Enfin, sont évoqués les châteaux de la Loire. Didier Le Fur montre que « l’on n’a pas bâti, au XVIe siècle, seulement le long de la Loire ». Pourtant seul leur souvenir en demeure.

De la recherche historique enfin

L’auteur propose des entrées originales sous forme de question qui se révèle à l’usage de bons résumés. Ainsi en est-il de «qu’attendre d’un curé ? » En quelques lignes, l’essentiel est dit et il dresse une sorte de portrait robot : «l’homme souvent issu de famille paysanne aisée ou de petite bourgeoisie savait lire, écrire et compter, il avait aussi appris les dix commandements…. »
Est évoqué aussi le style Henri II qui n’apparut, si l’on peut dire, qu’au XIXe siècle ! Au XIXe siècle le nationalisme est fort et on cherche à affirmer une identité française que François Ier, classé comme trop influencé par l’Italie, ne peut incarner.
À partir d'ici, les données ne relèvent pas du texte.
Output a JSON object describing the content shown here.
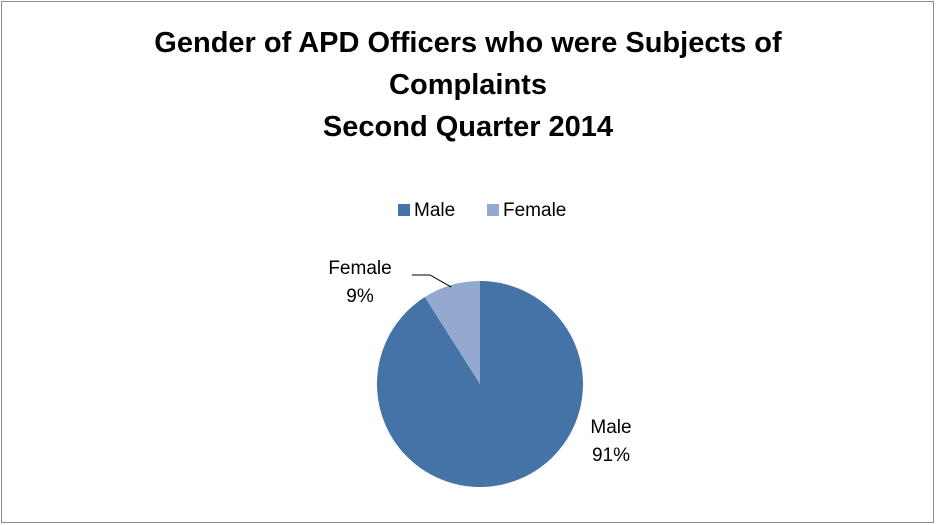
{
  "chart_data": {
    "type": "pie",
    "title": "Gender of APD Officers who were Subjects of Complaints",
    "subtitle": "Second Quarter 2014",
    "categories": [
      "Male",
      "Female"
    ],
    "values": [
      91,
      9
    ],
    "value_labels": [
      "91%",
      "9%"
    ],
    "colors": [
      "#4572a7",
      "#93a9cf"
    ],
    "legend": "top"
  }
}
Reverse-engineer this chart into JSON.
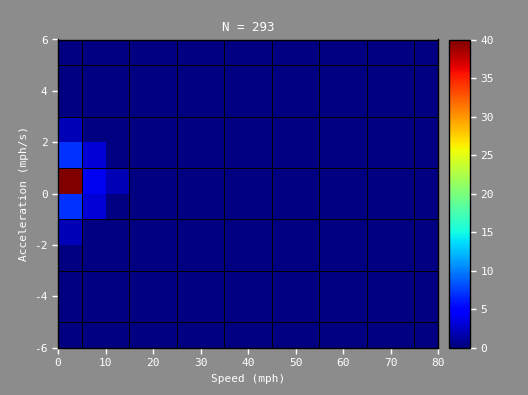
{
  "title": "N = 293",
  "xlabel": "Speed (mph)",
  "ylabel": "Acceleration (mph/s)",
  "xlim": [
    0,
    80
  ],
  "ylim": [
    -6,
    6
  ],
  "xticks": [
    0,
    10,
    20,
    30,
    40,
    50,
    60,
    70,
    80
  ],
  "yticks": [
    -6,
    -4,
    -2,
    0,
    2,
    4,
    6
  ],
  "colorbar_ticks": [
    0,
    5,
    10,
    15,
    20,
    25,
    30,
    35,
    40
  ],
  "vmin": 0,
  "vmax": 40,
  "background_color": "#8c8c8c",
  "grid_color": "#000000",
  "speed_bin_size": 5,
  "accel_bin_size": 1,
  "hot_cell": {
    "speed_bin": 0,
    "accel_bin": 0,
    "value": 40
  },
  "warm_cells": [
    {
      "speed_bin": 0,
      "accel_bin": 1,
      "value": 7
    },
    {
      "speed_bin": 0,
      "accel_bin": -1,
      "value": 7
    },
    {
      "speed_bin": 1,
      "accel_bin": 0,
      "value": 4
    },
    {
      "speed_bin": 1,
      "accel_bin": 1,
      "value": 3
    },
    {
      "speed_bin": 1,
      "accel_bin": -1,
      "value": 3
    },
    {
      "speed_bin": 0,
      "accel_bin": 2,
      "value": 2
    },
    {
      "speed_bin": 0,
      "accel_bin": -2,
      "value": 2
    },
    {
      "speed_bin": 2,
      "accel_bin": 0,
      "value": 2
    }
  ],
  "title_fontsize": 9,
  "label_fontsize": 8,
  "tick_fontsize": 8,
  "colorbar_fontsize": 8
}
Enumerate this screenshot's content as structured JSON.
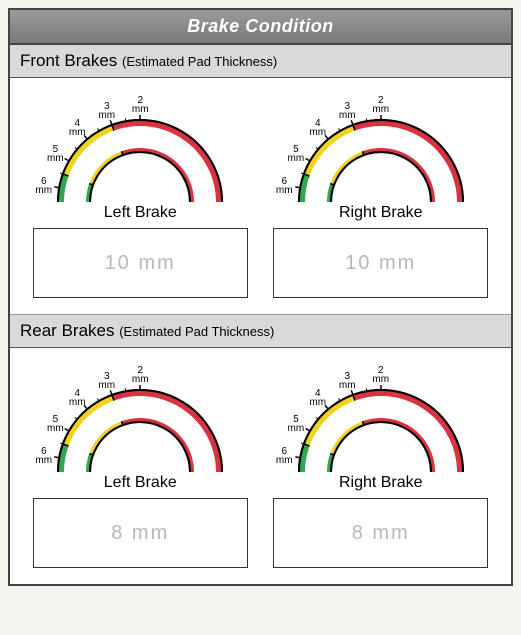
{
  "title": "Brake Condition",
  "sections": [
    {
      "heading": "Front Brakes",
      "sub": "(Estimated Pad Thickness)",
      "left": {
        "label": "Left Brake",
        "written_value": "10 mm"
      },
      "right": {
        "label": "Right Brake",
        "written_value": "10 mm"
      }
    },
    {
      "heading": "Rear Brakes",
      "sub": "(Estimated Pad Thickness)",
      "left": {
        "label": "Left Brake",
        "written_value": "8 mm"
      },
      "right": {
        "label": "Right Brake",
        "written_value": "8 mm"
      }
    }
  ],
  "gauge": {
    "type": "arc-gauge",
    "ticks": [
      {
        "value": "6",
        "unit": "mm"
      },
      {
        "value": "5",
        "unit": "mm"
      },
      {
        "value": "4",
        "unit": "mm"
      },
      {
        "value": "3",
        "unit": "mm"
      },
      {
        "value": "2",
        "unit": "mm"
      }
    ],
    "zones": [
      {
        "color": "#2fa84f",
        "from_deg": 210,
        "to_deg": 160
      },
      {
        "color": "#f2d21f",
        "from_deg": 160,
        "to_deg": 110
      },
      {
        "color": "#d9333f",
        "from_deg": 110,
        "to_deg": -30
      }
    ],
    "outline_color": "#000000",
    "background_color": "#ffffff",
    "tick_fontsize": 10
  },
  "colors": {
    "panel_border": "#444444",
    "title_bg_top": "#9a9a9a",
    "title_bg_bottom": "#7a7a7a",
    "title_text": "#ffffff",
    "section_header_bg": "#d9d9d9",
    "handwriting": "#b8b8b8"
  }
}
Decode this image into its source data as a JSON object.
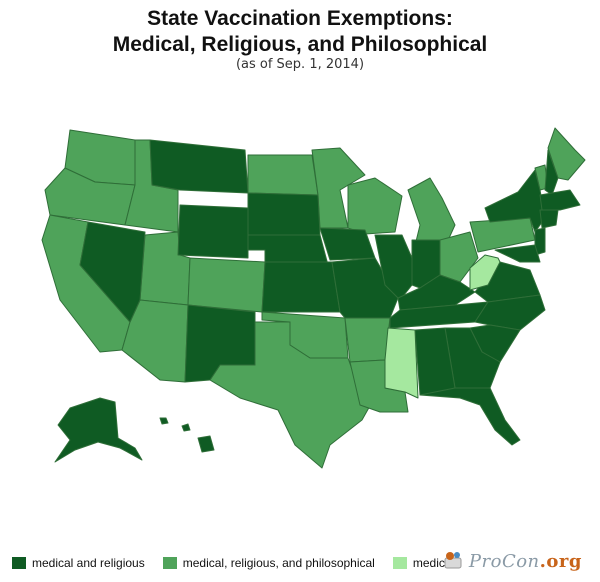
{
  "title_line1": "State Vaccination Exemptions:",
  "title_line2": "Medical, Religious, and Philosophical",
  "subtitle": "(as of Sep. 1, 2014)",
  "colors": {
    "medical_religious": "#0f5b23",
    "philosophical": "#4fa35a",
    "medical": "#a5e89f",
    "border": "#2f6e38"
  },
  "legend": [
    {
      "label": "medical and religious",
      "color": "#0f5b23"
    },
    {
      "label": "medical, religious, and philosophical",
      "color": "#4fa35a"
    },
    {
      "label": "medical",
      "color": "#a5e89f"
    }
  ],
  "logo": {
    "text": "ProCon",
    "tld": ".org"
  }
}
L’auteur évoque également la question de la tolérance dans le contexte du XVIe siècle. Il précise qu’il s’agit d’une tolérance civile de la part d’Henri IV, idée qui était dans l’air depuis une quarantaine d’années. Finalement, il faut comprendre que, pour la première fois, était reconnue l’inefficacité de la répression. Il faut donc distinguer tolérance civile et tolérance religieuse, idée encore globalement inconcevable à l’époque. On pourra signaler aussi l’article consacré à «voyager en France». On apprend ainsi que le royaume aurait mesuré vingt-deux journées de long sur dix-neuf de large à cheval. On apprendra aussi que la voie la plus sécurisée alors était la voie d’eau. La vitesse variait selon le débit du fleuve. «Sur la Loire à la descente, elle pouvait atteindre huit à seize lieues par jour, un tiers de plus sur le Rhône mais à contre-courant seulement cinq pour la première et quatre pour le second ».

Au total, et tout au long de ses 260 pages, Didier le Fur distille des informations de tout genre sur le XVIe siècle. Mélangeant l’anecdote, l’événement majeur et la recherche, il offre effectivement un kaléidoscope de la France de la Renaissance. Chacun pourra y puiser des connaissances, ou être plus ou moins sensible à l’un des aspects du triptyque, mais dans tous les cas apprendra quelque chose. Une collection donc à suivre pour ses prochaines parutions.